I had a massage on Sunday in honor of the old birthday. Diligent readers will remember the first time I wandered into the hands of Ana the masseuse; this time I requested her again. Everything went fine and I was feeling decently Zen-ed out and moisturized by the end, but the next day I realized that my forearm and back were slightly bruised. I showed Matt at work (who, among hundreds of other jobs, was once a masseuse) and he said "Jen, it's supposed to hurt a little. Not WOUND you!"

This is perhaps the balance I've been most working towards over the past month.



How much struggle is good for you and when does struggle slip into the territory of bruising? This notion of thresholds is particularly interesting when you start to think about who's defining them. How much is too much to spend on an education? How much of your heart can you safely let go of before it falls? Is it ever too much to share the truth of a situation with people who might not be ready to hear it?

I don't know what you're all thinking about as you walk to work, but this is the shit that's on my mind.


I saw more of my family in the past month than I had all year. This fact is both wonderful and stressful; never are there more comparisons drawn in my head than between my siblings and myself. When the three of us are together, it's impossible to avoid the conversations that can both illuminate and cut. Deeply. We stopped to get ice cream one evening after a gluttonous birthday dinner for my Dad with his family and conversation rolled around to defining the types of parents we'll be one day. I was immediately pegged the controller, Katie was the pushover, and Steve fell somewhere in-between.

Cue all types of social and philosophical angst for all parties.

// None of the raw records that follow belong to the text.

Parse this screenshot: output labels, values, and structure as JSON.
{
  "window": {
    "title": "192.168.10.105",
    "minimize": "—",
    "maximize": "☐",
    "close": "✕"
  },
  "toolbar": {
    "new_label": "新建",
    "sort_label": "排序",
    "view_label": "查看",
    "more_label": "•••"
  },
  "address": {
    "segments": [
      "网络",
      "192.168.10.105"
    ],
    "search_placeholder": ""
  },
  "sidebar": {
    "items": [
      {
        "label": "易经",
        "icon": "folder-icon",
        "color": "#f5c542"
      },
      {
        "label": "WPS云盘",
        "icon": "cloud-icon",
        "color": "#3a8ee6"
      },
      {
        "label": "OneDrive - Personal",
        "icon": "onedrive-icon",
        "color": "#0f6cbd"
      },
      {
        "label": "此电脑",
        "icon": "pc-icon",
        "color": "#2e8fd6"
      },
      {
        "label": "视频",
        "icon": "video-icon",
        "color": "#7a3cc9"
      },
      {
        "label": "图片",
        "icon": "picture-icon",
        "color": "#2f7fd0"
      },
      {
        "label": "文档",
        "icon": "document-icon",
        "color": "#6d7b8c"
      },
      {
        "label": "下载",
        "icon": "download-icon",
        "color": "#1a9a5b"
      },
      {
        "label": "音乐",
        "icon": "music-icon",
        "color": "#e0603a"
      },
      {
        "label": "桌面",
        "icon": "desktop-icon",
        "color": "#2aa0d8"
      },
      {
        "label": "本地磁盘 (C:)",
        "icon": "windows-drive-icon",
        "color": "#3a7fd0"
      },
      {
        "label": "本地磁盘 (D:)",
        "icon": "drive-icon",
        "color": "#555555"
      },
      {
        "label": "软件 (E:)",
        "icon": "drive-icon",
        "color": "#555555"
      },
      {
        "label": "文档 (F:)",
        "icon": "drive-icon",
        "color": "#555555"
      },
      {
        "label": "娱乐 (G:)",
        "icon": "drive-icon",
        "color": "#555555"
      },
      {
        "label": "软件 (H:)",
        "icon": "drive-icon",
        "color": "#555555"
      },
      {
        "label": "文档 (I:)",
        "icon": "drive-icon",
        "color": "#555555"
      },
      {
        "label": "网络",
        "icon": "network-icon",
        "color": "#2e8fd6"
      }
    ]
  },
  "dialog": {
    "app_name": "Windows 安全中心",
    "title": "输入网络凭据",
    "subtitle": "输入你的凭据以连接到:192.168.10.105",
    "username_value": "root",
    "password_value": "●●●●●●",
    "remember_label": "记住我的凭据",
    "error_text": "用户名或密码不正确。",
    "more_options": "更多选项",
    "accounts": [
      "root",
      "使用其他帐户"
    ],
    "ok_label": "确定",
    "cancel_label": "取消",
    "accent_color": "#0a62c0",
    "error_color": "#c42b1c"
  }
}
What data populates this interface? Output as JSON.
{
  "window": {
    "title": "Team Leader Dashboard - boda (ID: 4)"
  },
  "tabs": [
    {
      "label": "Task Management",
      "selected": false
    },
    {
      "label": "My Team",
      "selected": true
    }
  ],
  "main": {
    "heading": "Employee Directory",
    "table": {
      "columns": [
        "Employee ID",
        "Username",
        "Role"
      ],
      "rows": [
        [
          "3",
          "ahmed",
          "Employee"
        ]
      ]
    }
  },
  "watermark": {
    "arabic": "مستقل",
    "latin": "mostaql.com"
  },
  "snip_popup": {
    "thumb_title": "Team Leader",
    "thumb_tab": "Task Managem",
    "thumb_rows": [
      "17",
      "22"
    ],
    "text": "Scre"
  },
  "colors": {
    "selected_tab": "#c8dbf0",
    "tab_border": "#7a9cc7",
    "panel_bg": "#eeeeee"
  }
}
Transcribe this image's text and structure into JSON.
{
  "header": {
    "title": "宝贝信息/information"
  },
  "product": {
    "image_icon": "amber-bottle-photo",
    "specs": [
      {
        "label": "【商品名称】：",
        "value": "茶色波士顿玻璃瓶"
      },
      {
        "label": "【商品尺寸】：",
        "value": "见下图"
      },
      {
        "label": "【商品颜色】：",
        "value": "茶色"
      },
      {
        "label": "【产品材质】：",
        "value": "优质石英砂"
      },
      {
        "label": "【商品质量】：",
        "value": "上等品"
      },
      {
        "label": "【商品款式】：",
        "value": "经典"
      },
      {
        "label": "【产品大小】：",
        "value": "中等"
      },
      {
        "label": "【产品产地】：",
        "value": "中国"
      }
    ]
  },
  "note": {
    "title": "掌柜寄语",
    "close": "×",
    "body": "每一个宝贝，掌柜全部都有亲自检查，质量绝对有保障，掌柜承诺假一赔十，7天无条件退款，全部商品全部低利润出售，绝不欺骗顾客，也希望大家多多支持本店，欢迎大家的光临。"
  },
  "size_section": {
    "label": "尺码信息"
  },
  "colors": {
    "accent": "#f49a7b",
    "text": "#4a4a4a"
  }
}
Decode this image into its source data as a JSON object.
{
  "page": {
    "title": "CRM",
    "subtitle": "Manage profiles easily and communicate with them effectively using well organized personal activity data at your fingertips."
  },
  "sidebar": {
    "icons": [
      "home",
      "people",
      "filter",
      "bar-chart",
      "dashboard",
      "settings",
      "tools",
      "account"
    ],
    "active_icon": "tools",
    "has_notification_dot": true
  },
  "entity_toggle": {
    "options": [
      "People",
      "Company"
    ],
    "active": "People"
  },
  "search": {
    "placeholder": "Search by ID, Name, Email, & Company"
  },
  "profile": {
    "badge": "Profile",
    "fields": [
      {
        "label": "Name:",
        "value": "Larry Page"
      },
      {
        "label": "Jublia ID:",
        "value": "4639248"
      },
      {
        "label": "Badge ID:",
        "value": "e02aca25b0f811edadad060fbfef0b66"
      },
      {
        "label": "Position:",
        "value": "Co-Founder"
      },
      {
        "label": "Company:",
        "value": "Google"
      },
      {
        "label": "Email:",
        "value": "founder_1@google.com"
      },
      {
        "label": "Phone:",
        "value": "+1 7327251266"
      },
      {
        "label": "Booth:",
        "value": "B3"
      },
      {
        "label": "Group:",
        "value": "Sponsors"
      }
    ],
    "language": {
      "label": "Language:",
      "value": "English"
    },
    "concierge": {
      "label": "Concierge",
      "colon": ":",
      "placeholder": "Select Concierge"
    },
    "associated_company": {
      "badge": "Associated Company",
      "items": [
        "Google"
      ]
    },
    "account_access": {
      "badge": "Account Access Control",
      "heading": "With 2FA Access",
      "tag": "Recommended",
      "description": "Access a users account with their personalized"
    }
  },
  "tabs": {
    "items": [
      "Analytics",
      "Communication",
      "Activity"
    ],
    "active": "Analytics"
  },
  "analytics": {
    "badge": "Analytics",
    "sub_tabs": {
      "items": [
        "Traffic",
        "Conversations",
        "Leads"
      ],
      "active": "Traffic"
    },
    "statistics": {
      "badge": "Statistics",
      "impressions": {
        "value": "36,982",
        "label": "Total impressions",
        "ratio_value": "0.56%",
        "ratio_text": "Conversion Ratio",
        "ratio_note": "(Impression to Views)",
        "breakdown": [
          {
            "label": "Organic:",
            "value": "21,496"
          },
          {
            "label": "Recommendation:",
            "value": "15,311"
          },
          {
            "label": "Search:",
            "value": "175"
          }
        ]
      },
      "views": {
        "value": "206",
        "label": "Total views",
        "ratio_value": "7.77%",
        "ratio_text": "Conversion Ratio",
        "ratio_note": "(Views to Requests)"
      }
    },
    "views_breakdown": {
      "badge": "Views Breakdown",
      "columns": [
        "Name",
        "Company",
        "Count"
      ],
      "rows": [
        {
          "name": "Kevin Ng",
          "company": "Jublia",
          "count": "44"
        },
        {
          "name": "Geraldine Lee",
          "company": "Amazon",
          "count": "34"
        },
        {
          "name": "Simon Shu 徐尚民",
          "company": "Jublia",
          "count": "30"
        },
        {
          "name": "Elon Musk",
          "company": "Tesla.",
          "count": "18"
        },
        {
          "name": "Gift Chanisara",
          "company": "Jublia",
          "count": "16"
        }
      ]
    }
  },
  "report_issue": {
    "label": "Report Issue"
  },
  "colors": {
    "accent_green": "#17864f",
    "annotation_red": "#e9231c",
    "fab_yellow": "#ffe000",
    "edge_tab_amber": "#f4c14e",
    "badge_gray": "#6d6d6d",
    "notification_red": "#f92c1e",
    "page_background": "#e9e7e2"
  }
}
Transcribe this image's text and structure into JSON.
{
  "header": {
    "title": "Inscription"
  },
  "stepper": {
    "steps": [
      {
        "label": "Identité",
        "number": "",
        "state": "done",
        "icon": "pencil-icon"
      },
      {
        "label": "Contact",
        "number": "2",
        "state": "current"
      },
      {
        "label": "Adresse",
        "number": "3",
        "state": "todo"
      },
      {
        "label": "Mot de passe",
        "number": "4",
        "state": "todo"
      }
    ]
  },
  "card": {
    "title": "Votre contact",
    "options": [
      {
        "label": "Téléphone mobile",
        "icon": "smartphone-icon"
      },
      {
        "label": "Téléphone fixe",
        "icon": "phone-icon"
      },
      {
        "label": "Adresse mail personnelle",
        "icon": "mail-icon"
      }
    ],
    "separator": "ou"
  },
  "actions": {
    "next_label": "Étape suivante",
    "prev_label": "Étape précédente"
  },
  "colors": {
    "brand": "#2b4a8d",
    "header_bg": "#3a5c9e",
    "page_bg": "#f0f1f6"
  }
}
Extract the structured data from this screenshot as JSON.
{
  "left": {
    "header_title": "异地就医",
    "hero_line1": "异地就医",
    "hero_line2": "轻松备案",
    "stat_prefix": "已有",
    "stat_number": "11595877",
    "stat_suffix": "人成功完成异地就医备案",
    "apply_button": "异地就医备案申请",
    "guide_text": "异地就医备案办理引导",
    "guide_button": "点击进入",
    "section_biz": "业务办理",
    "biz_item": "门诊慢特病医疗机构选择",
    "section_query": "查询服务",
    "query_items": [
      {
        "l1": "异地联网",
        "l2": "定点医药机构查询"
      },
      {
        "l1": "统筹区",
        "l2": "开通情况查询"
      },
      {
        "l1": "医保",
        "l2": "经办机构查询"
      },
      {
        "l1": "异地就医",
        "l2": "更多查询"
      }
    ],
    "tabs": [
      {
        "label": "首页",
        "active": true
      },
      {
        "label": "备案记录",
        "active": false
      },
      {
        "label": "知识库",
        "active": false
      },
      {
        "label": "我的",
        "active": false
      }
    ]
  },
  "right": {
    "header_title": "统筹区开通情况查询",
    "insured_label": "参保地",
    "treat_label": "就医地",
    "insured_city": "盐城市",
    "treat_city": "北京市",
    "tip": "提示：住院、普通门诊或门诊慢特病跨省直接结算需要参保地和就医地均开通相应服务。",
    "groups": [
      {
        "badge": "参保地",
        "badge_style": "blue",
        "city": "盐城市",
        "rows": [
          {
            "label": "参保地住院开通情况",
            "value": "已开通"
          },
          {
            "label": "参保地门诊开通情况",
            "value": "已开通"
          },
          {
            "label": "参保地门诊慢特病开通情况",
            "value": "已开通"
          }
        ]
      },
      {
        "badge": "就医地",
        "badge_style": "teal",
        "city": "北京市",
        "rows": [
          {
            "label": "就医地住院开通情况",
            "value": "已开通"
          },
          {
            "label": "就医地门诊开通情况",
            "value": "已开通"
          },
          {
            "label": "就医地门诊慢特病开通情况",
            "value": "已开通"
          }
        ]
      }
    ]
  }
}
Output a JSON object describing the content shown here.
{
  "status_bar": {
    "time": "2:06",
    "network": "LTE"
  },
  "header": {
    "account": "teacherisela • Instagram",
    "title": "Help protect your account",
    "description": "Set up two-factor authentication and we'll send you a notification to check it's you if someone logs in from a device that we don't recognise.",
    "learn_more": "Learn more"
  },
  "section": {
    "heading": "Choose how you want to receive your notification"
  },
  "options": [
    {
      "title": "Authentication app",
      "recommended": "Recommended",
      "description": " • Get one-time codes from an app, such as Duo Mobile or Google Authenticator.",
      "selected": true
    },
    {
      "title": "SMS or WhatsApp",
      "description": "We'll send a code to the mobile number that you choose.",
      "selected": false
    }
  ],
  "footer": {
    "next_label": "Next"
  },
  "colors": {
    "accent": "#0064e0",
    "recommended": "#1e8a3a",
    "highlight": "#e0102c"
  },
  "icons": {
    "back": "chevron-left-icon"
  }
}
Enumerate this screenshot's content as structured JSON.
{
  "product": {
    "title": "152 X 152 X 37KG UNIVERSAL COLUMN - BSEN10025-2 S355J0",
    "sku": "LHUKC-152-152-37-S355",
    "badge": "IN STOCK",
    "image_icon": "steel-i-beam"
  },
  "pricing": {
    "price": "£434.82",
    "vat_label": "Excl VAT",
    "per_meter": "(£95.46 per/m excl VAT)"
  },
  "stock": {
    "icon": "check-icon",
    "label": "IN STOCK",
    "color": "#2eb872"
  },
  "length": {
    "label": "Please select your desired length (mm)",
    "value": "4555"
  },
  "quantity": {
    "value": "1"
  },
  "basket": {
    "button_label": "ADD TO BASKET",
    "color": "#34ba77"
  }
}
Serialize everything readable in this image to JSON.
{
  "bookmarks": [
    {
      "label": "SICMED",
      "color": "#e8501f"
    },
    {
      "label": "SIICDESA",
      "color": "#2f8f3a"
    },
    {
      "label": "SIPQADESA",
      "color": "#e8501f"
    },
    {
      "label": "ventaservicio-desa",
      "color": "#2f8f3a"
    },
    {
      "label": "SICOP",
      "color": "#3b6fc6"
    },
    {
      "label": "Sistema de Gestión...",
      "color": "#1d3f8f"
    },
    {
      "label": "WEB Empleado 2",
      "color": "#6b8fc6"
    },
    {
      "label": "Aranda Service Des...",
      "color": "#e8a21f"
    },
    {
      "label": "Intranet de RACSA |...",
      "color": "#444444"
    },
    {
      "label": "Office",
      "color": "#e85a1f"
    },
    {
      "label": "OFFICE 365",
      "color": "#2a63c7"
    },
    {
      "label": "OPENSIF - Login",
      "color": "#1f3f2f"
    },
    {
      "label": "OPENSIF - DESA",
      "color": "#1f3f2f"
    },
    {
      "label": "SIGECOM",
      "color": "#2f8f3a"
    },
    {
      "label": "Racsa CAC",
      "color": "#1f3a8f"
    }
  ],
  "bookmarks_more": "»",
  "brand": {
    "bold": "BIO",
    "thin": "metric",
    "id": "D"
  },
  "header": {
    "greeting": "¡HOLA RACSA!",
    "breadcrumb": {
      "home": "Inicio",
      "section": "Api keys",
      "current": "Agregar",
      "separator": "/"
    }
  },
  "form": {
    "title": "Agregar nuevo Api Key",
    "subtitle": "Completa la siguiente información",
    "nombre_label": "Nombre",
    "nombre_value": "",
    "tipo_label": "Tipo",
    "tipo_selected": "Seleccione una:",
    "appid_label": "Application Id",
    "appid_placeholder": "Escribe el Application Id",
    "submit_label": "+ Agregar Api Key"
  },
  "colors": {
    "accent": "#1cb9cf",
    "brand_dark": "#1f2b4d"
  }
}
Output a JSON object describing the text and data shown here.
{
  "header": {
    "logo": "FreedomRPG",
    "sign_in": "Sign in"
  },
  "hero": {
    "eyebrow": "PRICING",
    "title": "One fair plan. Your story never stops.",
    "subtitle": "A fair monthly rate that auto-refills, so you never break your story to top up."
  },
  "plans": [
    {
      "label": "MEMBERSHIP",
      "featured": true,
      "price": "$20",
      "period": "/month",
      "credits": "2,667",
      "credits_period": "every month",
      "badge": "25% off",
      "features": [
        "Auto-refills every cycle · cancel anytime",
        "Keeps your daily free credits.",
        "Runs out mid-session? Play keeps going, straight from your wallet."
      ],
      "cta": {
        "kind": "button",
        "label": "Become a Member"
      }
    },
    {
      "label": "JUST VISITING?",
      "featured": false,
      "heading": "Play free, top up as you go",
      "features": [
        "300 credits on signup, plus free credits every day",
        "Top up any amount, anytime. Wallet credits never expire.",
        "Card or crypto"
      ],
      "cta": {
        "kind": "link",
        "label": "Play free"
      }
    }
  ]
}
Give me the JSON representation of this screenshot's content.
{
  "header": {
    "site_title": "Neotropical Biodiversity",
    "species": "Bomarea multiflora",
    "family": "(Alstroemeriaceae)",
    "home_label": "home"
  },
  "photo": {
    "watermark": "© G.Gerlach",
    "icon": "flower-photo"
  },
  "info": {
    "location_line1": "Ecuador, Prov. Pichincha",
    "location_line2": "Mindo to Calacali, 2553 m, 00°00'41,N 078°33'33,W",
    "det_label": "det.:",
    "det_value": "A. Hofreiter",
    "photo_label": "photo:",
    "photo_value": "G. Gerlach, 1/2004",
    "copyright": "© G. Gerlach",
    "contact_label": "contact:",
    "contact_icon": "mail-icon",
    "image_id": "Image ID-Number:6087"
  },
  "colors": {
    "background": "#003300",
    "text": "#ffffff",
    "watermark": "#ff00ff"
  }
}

Yesterday was my birthday and a ton of love came pouring in via Facebook messages and blog messages and emails and pastries left secretly on my desk from co-workers. It made me remember something I'd written to my friend Moriah back at Muhlenberg when she was having a particularly down moment and wanted only for the semester to be over. Don't worry! I typed to her via IM. Soon, this will be you:

love
love you love
love

That's how I felt yesterday. And I know that this blog has gotten rather soppy and sappy lately about how great things are going for me in Brooklyn and how great my job is and how great my friends are. If I were reading this blog, maybe I'd get a little tired of hearing about the millions of ways life is striking the right chords with the writer right now too.

Rest assured that I absolutely have my moments of self-doubt, of self-deprecation, of self-consciousness. But I think there's value in seeing the pain as a massage, in viewing the echoes of hurt as an exorcism of stress. At least that's what I'm telling myself for now.